Дедушка удивлённо скидывает брови, качает головой, нехотя напяливает на себя панамку с каким-то непонятным полустёртым принтом и вопросительно смотрит на бабушку. Та поправляет головной убор на почти лысой голове и тут же добавляет:
— Красавчик ты мой!
— Клоун, — вяло возражает дедушка.
Подходит знакомый, я поднимаюсь и, проходя мимо соседей по скамейке, не удерживаюсь:
— Вы прекрасная пара! Долгих лет вам!
— Спасибо, молодой человек! — радостно встрепенулась бабуля. — Вот скажите ему, пожалуйста — хорошая же панамка! Вы бы носили такую?
— Под вашей опекой – с удовольствием! — отвечаю с улыбкой, ловя ответную от дедули и мы с приятелем уходим. Дойдя до поворота, оборачиваюсь и вижу, как бабуля продолжает поправлять панамку на голове мужа, а тот гладит её по руке.

                ***
Аэропорт. Зима. Старичок, глубоко за семьдесят, неспешно ходит по зоне прилёта, и постоянно надевает очки, рассматривая табло. Одет он достаточно старомодно, но «добротно», как сказали бы раньше: тёмно-серое шерстяное пальто, с меховым воротником, уже слегка изношенное, судя по потёртым манжетам, но всё ещё крепкое и ладно сидящее на нём; отглаженные со стрелками коричневые костюмные брюки и зимние ботинки с мехом, легко отличимые от других из-за своей чрезмерной одутловатости. В руках он держит ондатровую шапку-ушанку, которых я уже лет сорок не видел на людях. Дедуля немного нервничает и это заметно по его жестам, в его намеренно размеренном хождении, в постукивании по ноге этой «ондатровой статусностью восьмидесятых». Наконец на табло появляется то, что сразу изменило лицо старичка. Он быстро вытирает пот на седых висках и достаточно бодро шагает к нужным воротам.
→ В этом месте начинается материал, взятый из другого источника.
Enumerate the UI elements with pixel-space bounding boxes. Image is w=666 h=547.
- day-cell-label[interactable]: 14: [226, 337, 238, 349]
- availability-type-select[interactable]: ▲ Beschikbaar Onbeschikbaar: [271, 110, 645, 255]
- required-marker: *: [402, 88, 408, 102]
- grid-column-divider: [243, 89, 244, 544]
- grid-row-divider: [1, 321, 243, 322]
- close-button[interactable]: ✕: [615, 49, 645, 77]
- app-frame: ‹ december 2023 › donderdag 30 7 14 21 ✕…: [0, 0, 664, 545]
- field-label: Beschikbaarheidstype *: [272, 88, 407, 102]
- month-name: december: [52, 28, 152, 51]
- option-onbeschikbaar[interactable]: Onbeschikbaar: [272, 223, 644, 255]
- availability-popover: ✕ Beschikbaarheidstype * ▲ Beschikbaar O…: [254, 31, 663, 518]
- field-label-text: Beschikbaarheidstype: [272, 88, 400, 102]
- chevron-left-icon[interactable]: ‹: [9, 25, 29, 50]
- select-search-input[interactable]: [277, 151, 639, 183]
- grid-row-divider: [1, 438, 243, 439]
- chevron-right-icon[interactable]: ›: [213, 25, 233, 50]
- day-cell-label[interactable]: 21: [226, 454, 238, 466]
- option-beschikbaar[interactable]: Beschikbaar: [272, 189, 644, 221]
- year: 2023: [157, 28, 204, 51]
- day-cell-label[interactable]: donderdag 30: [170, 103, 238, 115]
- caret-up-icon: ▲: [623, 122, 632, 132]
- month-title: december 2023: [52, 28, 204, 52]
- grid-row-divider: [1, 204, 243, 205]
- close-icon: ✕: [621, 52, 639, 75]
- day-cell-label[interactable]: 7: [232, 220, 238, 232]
Остановился дедуля рядом со мной и как все встречающие стал по-гусиному вытягивать шею, разглядывая появляющихся людей из-за стеклянных дверей таможни. Минут десять он рассматривает макушки прибывающих, но тут стеклянные створки разъехались и он видит ту, ради которой и приехал в аэропорт. Бабушка-одуванчик, как принято их называть, так же глубоко за семьдесят, сухонькая, чуть загоревшая, с небольшим чемоданчиком, пакетиком из Duty Free и небольшой сумочкой на изгибе локтя радостно всплеснула руками и, поправляя платок, тихо сказала:
— Ну вот зачем ты, дурачок, в такую даль ехал?! Я бы и сама!
Старичок как-то устало хмыкнул и так же негромко ответил:
— Так я же люблю тебя! Как я мог не встретить? Да и на бесплатном автобусе доехал. Тут есть такие, представляешь?!
— Вот шабутно-о-ой… Я тоже тебя люблю! — радостно засияла глазами бабуля, поцеловала и крепко обняла мужа.
Тот, широко улыбаясь, подхватил чемодан и стал деловито торопить:
— Мы сейчас на аэроэкспрессе поедем. Я всё узнал. Он через минут пятнадцать уйдёт. Только побыстрее давай, чтобы не ждать другой.
— Вот шабутно-о-ой… — довольно протянула старушка и засеменила вдогонку.
А я смотрел вслед и широко улыбался, радуясь их совершенно простому счастью встречи после разлуки.
Уметь любить и научить других любить — вот что главное! И видно это очень отчётливо в старости.